Os efeitos (defeitos) da Lei Seca

Nos bares e rodas de amigos, comenta-se muito a respeito da Lei Seca. As pessoas ficam assustadas com a possibilidade de caírem nas garras da lei e acabam adotando medidas preventivas para que isso não ocorra. Regulam a quantidade de álcool que irão beber (se a lei é seca, não adianta regular), procuram levar pessoas que não bebem para dirigir no final da noitada, casais revezam “hoje eu bebo, amanhã você”.

São muitas as alternativas que as pessoas encontraram para se livrar de uma possível punição. Tudo isso por medo da suposta rigidez da Lei Seca. Não beber antes de dirigir é, com certeza, uma decisão sábia. Porém, as pessoas deveriam conscientizar-se não pelo medo da punição, mas sim pelo fato de estarem desrespeitando a lei.

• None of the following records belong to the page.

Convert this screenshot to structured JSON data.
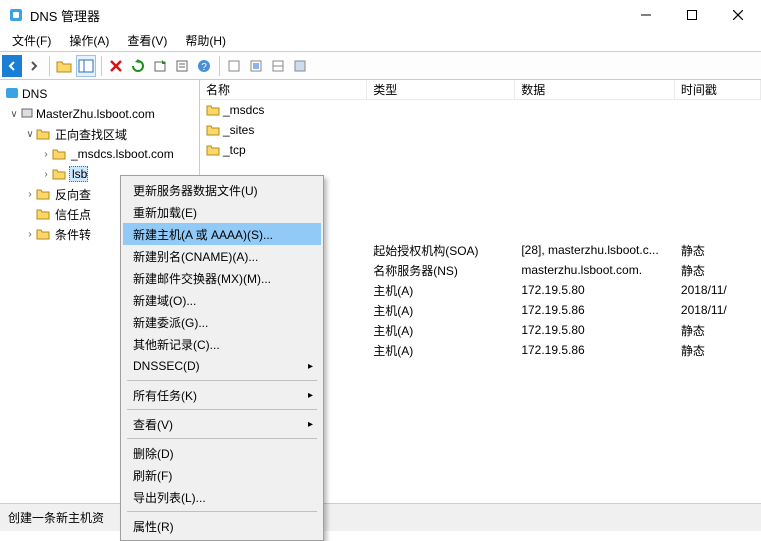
{
  "title": "DNS 管理器",
  "menus": {
    "file": "文件(F)",
    "action": "操作(A)",
    "view": "查看(V)",
    "help": "帮助(H)"
  },
  "tree": {
    "root": "DNS",
    "server": "MasterZhu.lsboot.com",
    "fwd": "正向查找区域",
    "msdcs": "_msdcs.lsboot.com",
    "lsboot_partial": "lsb",
    "rev": "反向查",
    "trust": "信任点",
    "cond": "条件转"
  },
  "columns": {
    "name": "名称",
    "type": "类型",
    "data": "数据",
    "ts": "时间戳"
  },
  "folders": [
    "_msdcs",
    "_sites",
    "_tcp"
  ],
  "records": [
    {
      "name": "",
      "type": "起始授权机构(SOA)",
      "data": "[28], masterzhu.lsboot.c...",
      "ts": "静态"
    },
    {
      "name": "",
      "type": "名称服务器(NS)",
      "data": "masterzhu.lsboot.com.",
      "ts": "静态"
    },
    {
      "name": "",
      "type": "主机(A)",
      "data": "172.19.5.80",
      "ts": "2018/11/"
    },
    {
      "name": "",
      "type": "主机(A)",
      "data": "172.19.5.86",
      "ts": "2018/11/"
    },
    {
      "name": "",
      "type": "主机(A)",
      "data": "172.19.5.80",
      "ts": "静态"
    },
    {
      "name": "",
      "type": "主机(A)",
      "data": "172.19.5.86",
      "ts": "静态"
    }
  ],
  "ctx": {
    "update": "更新服务器数据文件(U)",
    "reload": "重新加载(E)",
    "newhost": "新建主机(A 或 AAAA)(S)...",
    "newalias": "新建别名(CNAME)(A)...",
    "newmx": "新建邮件交换器(MX)(M)...",
    "newdomain": "新建域(O)...",
    "newdeleg": "新建委派(G)...",
    "otherrec": "其他新记录(C)...",
    "dnssec": "DNSSEC(D)",
    "alltasks": "所有任务(K)",
    "viewm": "查看(V)",
    "delete": "删除(D)",
    "refresh": "刷新(F)",
    "export": "导出列表(L)...",
    "props": "属性(R)"
  },
  "status": "创建一条新主机资"
}
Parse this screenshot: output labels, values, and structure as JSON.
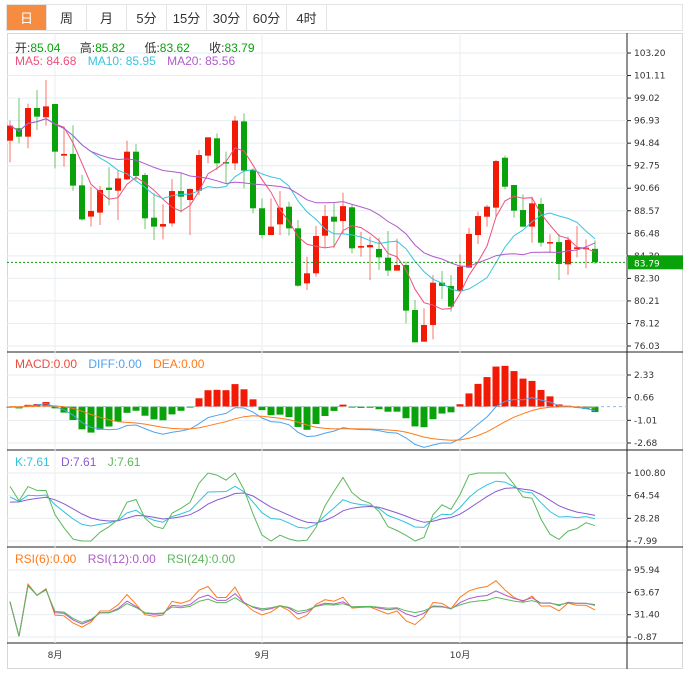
{
  "tabs": [
    {
      "label": "日",
      "active": true
    },
    {
      "label": "周"
    },
    {
      "label": "月"
    },
    {
      "label": "5分"
    },
    {
      "label": "15分"
    },
    {
      "label": "30分"
    },
    {
      "label": "60分"
    },
    {
      "label": "4时"
    }
  ],
  "ohlc": {
    "open_label": "开:",
    "open": "85.04",
    "high_label": "高:",
    "high": "85.82",
    "low_label": "低:",
    "low": "83.62",
    "close_label": "收:",
    "close": "83.79"
  },
  "ma": {
    "ma5": "MA5: 84.68",
    "ma10": "MA10: 85.95",
    "ma20": "MA20: 85.56"
  },
  "macd": {
    "macd": "MACD:0.00",
    "diff": "DIFF:0.00",
    "dea": "DEA:0.00"
  },
  "kdj": {
    "k": "K:7.61",
    "d": "D:7.61",
    "j": "J:7.61"
  },
  "rsi": {
    "rsi6": "RSI(6):0.00",
    "rsi12": "RSI(12):0.00",
    "rsi24": "RSI(24):0.00"
  },
  "current_price": "83.79",
  "colors": {
    "up": "#f31a05",
    "down": "#0aa20a",
    "ma5": "#ef4f7c",
    "ma10": "#36c5e0",
    "ma20": "#b05acc",
    "diff": "#4ea3ef",
    "dea": "#ff7a1a",
    "k": "#2fc3dc",
    "d": "#8a5ad0",
    "j": "#5cb85c",
    "rsi6": "#ff7a1a",
    "rsi12": "#b05acc",
    "rsi24": "#5cb85c",
    "tab_active": "#f58c40"
  },
  "chart_data": {
    "type": "candlestick",
    "price_ticks": [
      "103.20",
      "101.11",
      "99.02",
      "96.93",
      "94.84",
      "92.75",
      "90.66",
      "88.57",
      "86.48",
      "84.39",
      "82.30",
      "80.21",
      "78.12",
      "76.03"
    ],
    "price_range": [
      76.03,
      103.2
    ],
    "macd_ticks": [
      "2.33",
      "0.66",
      "-1.01",
      "-2.68"
    ],
    "kdj_ticks": [
      "100.80",
      "64.54",
      "28.28",
      "-7.99"
    ],
    "rsi_ticks": [
      "95.94",
      "63.67",
      "31.40",
      "-0.87"
    ],
    "x_labels": [
      {
        "label": "8月",
        "index": 5
      },
      {
        "label": "9月",
        "index": 28
      },
      {
        "label": "10月",
        "index": 50
      }
    ],
    "candles": [
      [
        95.07,
        96.93,
        93.06,
        96.47
      ],
      [
        96.22,
        99.0,
        94.82,
        95.44
      ],
      [
        95.44,
        98.5,
        94.36,
        98.1
      ],
      [
        98.1,
        99.77,
        96.06,
        97.3
      ],
      [
        97.24,
        100.7,
        96.47,
        98.25
      ],
      [
        98.47,
        98.47,
        92.5,
        94.05
      ],
      [
        93.68,
        96.37,
        92.66,
        93.84
      ],
      [
        93.84,
        96.5,
        90.43,
        90.9
      ],
      [
        90.93,
        91.9,
        87.65,
        87.77
      ],
      [
        88.03,
        90.8,
        87.1,
        88.55
      ],
      [
        88.4,
        90.87,
        87.25,
        90.5
      ],
      [
        90.71,
        92.6,
        89.07,
        90.5
      ],
      [
        90.43,
        92.35,
        87.71,
        91.57
      ],
      [
        91.48,
        95.07,
        91.42,
        94.05
      ],
      [
        94.05,
        94.76,
        91.42,
        91.8
      ],
      [
        91.89,
        92.1,
        86.88,
        87.87
      ],
      [
        87.93,
        90.19,
        85.86,
        87.1
      ],
      [
        87.1,
        89.17,
        85.92,
        87.34
      ],
      [
        87.4,
        91.5,
        87.1,
        90.4
      ],
      [
        90.4,
        92.04,
        88.4,
        89.88
      ],
      [
        89.57,
        90.65,
        86.32,
        90.59
      ],
      [
        90.43,
        94.2,
        90.03,
        93.74
      ],
      [
        93.68,
        95.38,
        92.97,
        95.38
      ],
      [
        95.29,
        95.75,
        92.35,
        92.97
      ],
      [
        93.09,
        94.05,
        91.11,
        92.97
      ],
      [
        92.97,
        97.36,
        92.35,
        96.93
      ],
      [
        96.86,
        97.6,
        90.65,
        92.29
      ],
      [
        92.35,
        92.5,
        88.33,
        88.8
      ],
      [
        88.8,
        89.72,
        86.0,
        86.32
      ],
      [
        86.32,
        89.72,
        86.32,
        87.1
      ],
      [
        87.31,
        90.4,
        86.32,
        88.86
      ],
      [
        88.95,
        89.41,
        86.26,
        86.94
      ],
      [
        86.94,
        87.7,
        81.52,
        81.62
      ],
      [
        81.84,
        84.31,
        81.22,
        82.77
      ],
      [
        82.77,
        87.16,
        82.46,
        86.23
      ],
      [
        86.26,
        89.1,
        85.18,
        88.08
      ],
      [
        88.02,
        89.32,
        85.09,
        87.56
      ],
      [
        87.62,
        90.25,
        86.48,
        89.0
      ],
      [
        88.89,
        89.1,
        84.62,
        85.09
      ],
      [
        85.15,
        86.63,
        84.32,
        85.3
      ],
      [
        85.18,
        86.17,
        82.15,
        85.4
      ],
      [
        85.03,
        86.08,
        83.08,
        84.25
      ],
      [
        84.22,
        86.69,
        82.52,
        83.02
      ],
      [
        83.02,
        85.98,
        83.02,
        83.54
      ],
      [
        83.54,
        83.85,
        78.13,
        79.31
      ],
      [
        79.37,
        80.3,
        76.37,
        76.37
      ],
      [
        76.43,
        79.52,
        76.43,
        77.98
      ],
      [
        77.98,
        82.6,
        76.65,
        81.9
      ],
      [
        81.9,
        82.99,
        80.39,
        81.6
      ],
      [
        81.6,
        82.6,
        79.22,
        79.68
      ],
      [
        81.13,
        84.53,
        81.13,
        83.39
      ],
      [
        83.3,
        87.0,
        83.3,
        86.42
      ],
      [
        86.32,
        88.49,
        85.49,
        88.08
      ],
      [
        88.02,
        89.1,
        87.1,
        88.95
      ],
      [
        88.86,
        93.28,
        88.02,
        93.18
      ],
      [
        93.49,
        93.68,
        90.56,
        90.8
      ],
      [
        90.96,
        90.96,
        87.93,
        88.58
      ],
      [
        88.64,
        90.09,
        87.03,
        87.1
      ],
      [
        87.1,
        89.88,
        85.61,
        89.26
      ],
      [
        89.2,
        89.78,
        85.24,
        85.61
      ],
      [
        85.55,
        86.39,
        84.69,
        85.67
      ],
      [
        85.67,
        86.42,
        82.15,
        83.64
      ],
      [
        83.6,
        86.17,
        82.62,
        85.86
      ],
      [
        85.03,
        87.16,
        84.25,
        85.18
      ],
      [
        85.0,
        85.92,
        83.24,
        85.15
      ],
      [
        85.04,
        85.82,
        83.62,
        83.79
      ]
    ]
  }
}
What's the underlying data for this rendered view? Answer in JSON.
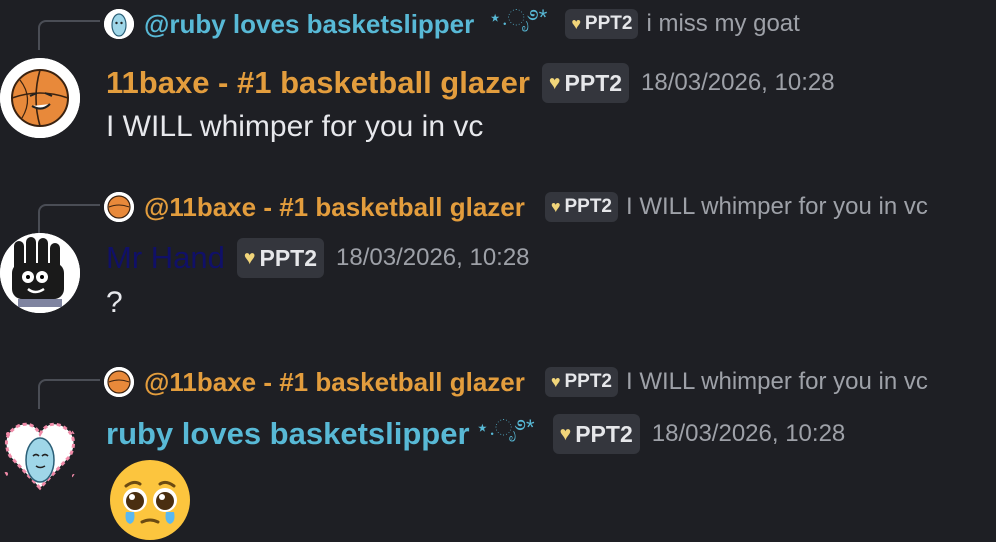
{
  "colors": {
    "background": "#1e1f24",
    "orange_name": "#e39d3d",
    "blue_name": "#58b9d6",
    "dark_name": "#101068",
    "muted_text": "#9ea1a8",
    "tag_bg": "#34363d"
  },
  "messages": [
    {
      "reply": {
        "name": "@ruby loves basketslipper",
        "decoration": "⋆.ೃ࿔*",
        "tag": "PPT2",
        "text": "i miss my goat"
      },
      "author": "11baxe - #1 basketball glazer",
      "tag": "PPT2",
      "timestamp": "18/03/2026, 10:28",
      "content": "I WILL whimper for you in vc"
    },
    {
      "reply": {
        "name": "@11baxe - #1 basketball glazer",
        "tag": "PPT2",
        "text": "I WILL whimper for you in vc"
      },
      "author": "Mr Hand",
      "tag": "PPT2",
      "timestamp": "18/03/2026, 10:28",
      "content": "?"
    },
    {
      "reply": {
        "name": "@11baxe - #1 basketball glazer",
        "tag": "PPT2",
        "text": "I WILL whimper for you in vc"
      },
      "author": "ruby loves basketslipper",
      "decoration": "⋆.ೃ࿔*",
      "tag": "PPT2",
      "timestamp": "18/03/2026, 10:28",
      "content_emoji": "pleading-face-emoji"
    }
  ]
}
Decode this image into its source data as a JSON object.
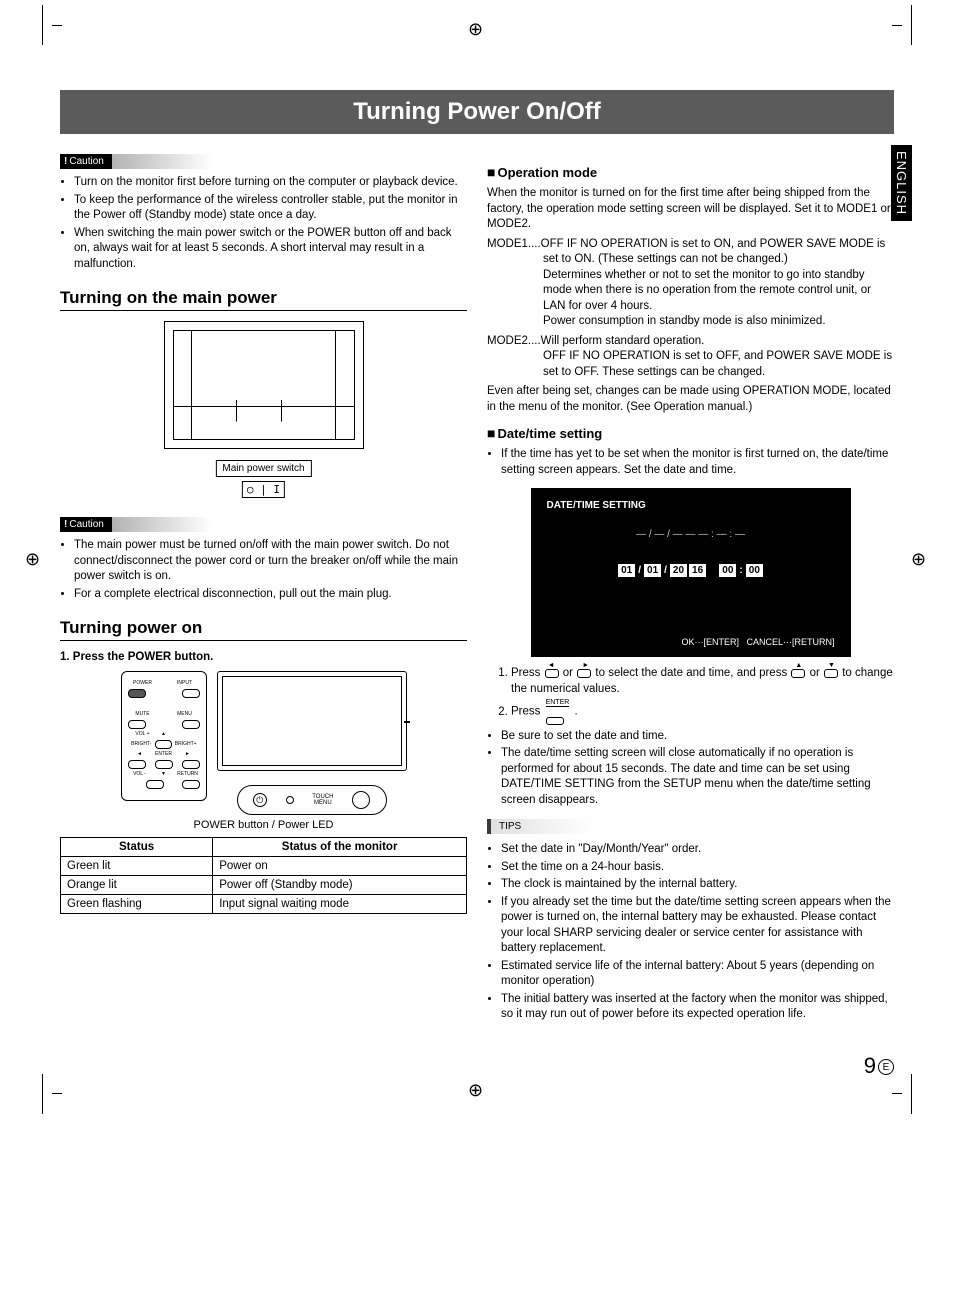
{
  "language_tab": "ENGLISH",
  "page_title": "Turning Power On/Off",
  "page_number": "9",
  "page_lang_mark": "E",
  "caution_label": "Caution",
  "caution_top": [
    "Turn on the monitor first before turning on the computer or playback device.",
    "To keep the performance of the wireless controller stable, put the monitor in the Power off (Standby mode) state once a day.",
    "When switching the main power switch or the POWER button off and back on, always wait for at least 5 seconds. A short interval may result in a malfunction."
  ],
  "section1_title": "Turning on the main power",
  "main_power_label": "Main power switch",
  "main_power_symbol": "○ | I",
  "caution_mid": [
    "The main power must be turned on/off with the main power switch. Do not connect/disconnect the power cord or turn the breaker on/off while the main power switch is on.",
    "For a complete electrical disconnection, pull out the main plug."
  ],
  "section2_title": "Turning power on",
  "step1": "1. Press the POWER button.",
  "remote": {
    "power": "POWER",
    "input": "INPUT",
    "mute": "MUTE",
    "menu": "MENU",
    "volp": "VOL +",
    "brightm": "BRIGHT-",
    "brightp": "BRIGHT+",
    "left": "◄",
    "enter": "ENTER",
    "right": "►",
    "volm": "VOL -",
    "down": "▼",
    "return": "RETURN"
  },
  "control_bar": {
    "touch_menu": "TOUCH\nMENU"
  },
  "fig_caption": "POWER button / Power LED",
  "led_table": {
    "headers": [
      "Status",
      "Status of the monitor"
    ],
    "rows": [
      [
        "Green lit",
        "Power on"
      ],
      [
        "Orange lit",
        "Power off (Standby mode)"
      ],
      [
        "Green flashing",
        "Input signal waiting mode"
      ]
    ]
  },
  "op_mode_title": "Operation mode",
  "op_mode_intro": "When the monitor is turned on for the first time after being shipped from the factory, the operation mode setting screen will be displayed. Set it to MODE1 or MODE2.",
  "mode1": "MODE1....OFF IF NO OPERATION is set to ON, and POWER SAVE MODE is set to ON. (These settings can not be changed.)\nDetermines whether or not to set the monitor to go into standby mode when there is no operation from the remote control unit, or LAN for over 4 hours.\nPower consumption in standby mode is also minimized.",
  "mode2": "MODE2....Will perform standard operation.\nOFF IF NO OPERATION is set to OFF, and POWER SAVE MODE is set to OFF. These settings can be changed.",
  "op_mode_note": "Even after being set, changes can be made using OPERATION MODE, located in the menu of the monitor. (See Operation manual.)",
  "dt_title": "Date/time setting",
  "dt_intro": "If the time has yet to be set when the monitor is first turned on, the date/time setting screen appears. Set the date and time.",
  "dt_screen": {
    "title": "DATE/TIME SETTING",
    "blank": "— / — / — —    — : — : —",
    "d1": "01",
    "d2": "01",
    "y1": "20",
    "y2": "16",
    "h": "00",
    "m": "00",
    "ok": "OK···[ENTER]",
    "cancel": "CANCEL···[RETURN]"
  },
  "dt_steps": {
    "s1a": "Press ",
    "s1b": " or ",
    "s1c": " to select the date and time, and press ",
    "s1d": " or ",
    "s1e": " to change the numerical values.",
    "s2a": "Press ",
    "s2_enter": "ENTER",
    "s2b": " ."
  },
  "dt_bullets": [
    "Be sure to set the date and time.",
    "The date/time setting screen will close automatically if no operation is performed for about 15 seconds. The date and time can be set using DATE/TIME SETTING from the SETUP menu when the date/time setting screen disappears."
  ],
  "tips_label": "TIPS",
  "tips_list": [
    "Set the date in \"Day/Month/Year\" order.",
    "Set the time on a 24-hour basis.",
    "The clock is maintained by the internal battery.",
    "If you already set the time but the date/time setting screen appears when the power is turned on, the internal battery may be exhausted. Please contact your local SHARP servicing dealer or service center for assistance with battery replacement.",
    "Estimated service life of the internal battery: About 5 years (depending on monitor operation)",
    "The initial battery was inserted at the factory when the monitor was shipped, so it may run out of power before its expected operation life."
  ]
}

Precisamos analisar cautelosamente. A Lei Seca veio para punir com mais rigor ou para facilitar a vida do infrator?

Existem duas esferas onde o cidadão poderá ser punido por estar dirigindo ébrio. Na esfera administrativa, se você for pego ao volante por um guarda municipal ou policial, será autuado de acordo com o Código de Trânsito Brasileiro, em seu Art.165. Para isso, no caso de recusa do infrator em submeter-se a teste com aparelho etilômetro (bafômetro), basta apenas a constatação de provas acerca dos sinais notórios de embriaguez, excitação ou torpor, resultantes do consumo de álcool ou entorpecentes. Nessa esfera, praticamente nada mudou.

Na esfera penal, na minha opinião, a lei ficou mais branda, pois rezava a antiga lei que: “Art 306. Conduzir veículo automotor, na via pública, sob a influência de álcool ou substâncias de efeitos análogos, expondo a dano potencial a incolumidade de outrem: Penas -detenção, de seis meses a três anos, multa e suspensão ou proibição de se obter a permissão ou a habilitação para dirigir veículo automotor”.

Sendo desta forma, para efeitos penais, a comprovação poderia ser concretizada com o bafômetro, exame clínico, exame de sangue ou prova testemunhal. Bastava apenas a comprovação de que o condutor estava sob influência de álcool ou substância de efeitos análogos, sem mencionar quantidade. É o que dizia a lei.

A nova redação: “Art. 306. Conduzir veículo automotor, na via pública, estando com concentração de álcool por litro de sangue igual ou superior a seis decigramas, ou sob a influência de qualquer outra substância psicoativa que determine dependência”. (Redação dada pela lei n° 11.705, de 2008).

Sendo exposto desta maneira, não resta dúvida que somente a comprovação da referida concentração por meio testes legalmente previstos confirmará a responsabilidade criminal. Isso se o suspeito livremente colaborar para que se realize os testes. O exame pericial médico clínico fica inviável, pois não é possível aferir o grau de concentração de álcool no sangue, indispensável para que seja lavrado o flagrante. O exame de sangue seria uma alternativa, porém, esses exames costumam levar alguns dias para que se obtenha o resultado, e o flagrante quebra-se em 24 horas. Portanto, resta apenas o exame com aparelho etilômetro (bafômetro), cujo resultado é imediato.

Como guarda municipal e cidadão, tenho convicção de que a Lei Seca somente ficou mais rígida na esfera administrativa. Mexendo no bolso do infrator, o que é plausível. Porém, deixou a desejar na esfera penal, visto que, para ser lavrado o flagrante, precisa ser comprovado concentração de álcool por litro de sangue igual ou superior a seis decigramas. Ninguém poderá ser compelido a fazer o tal exame. Portanto, somente será preso em flagrante aquele que quiser. Apesar do nome Lei Seca, existe de acordo com o decreto 6.488/08, uma tolerância de dois decigramas de álcool por litro de sangue. Quantidade insignificante. Então, neste final de ano, se for sair de casa de carro, não vá comer aquele bombom de amarula. Ele pode custar muito caro.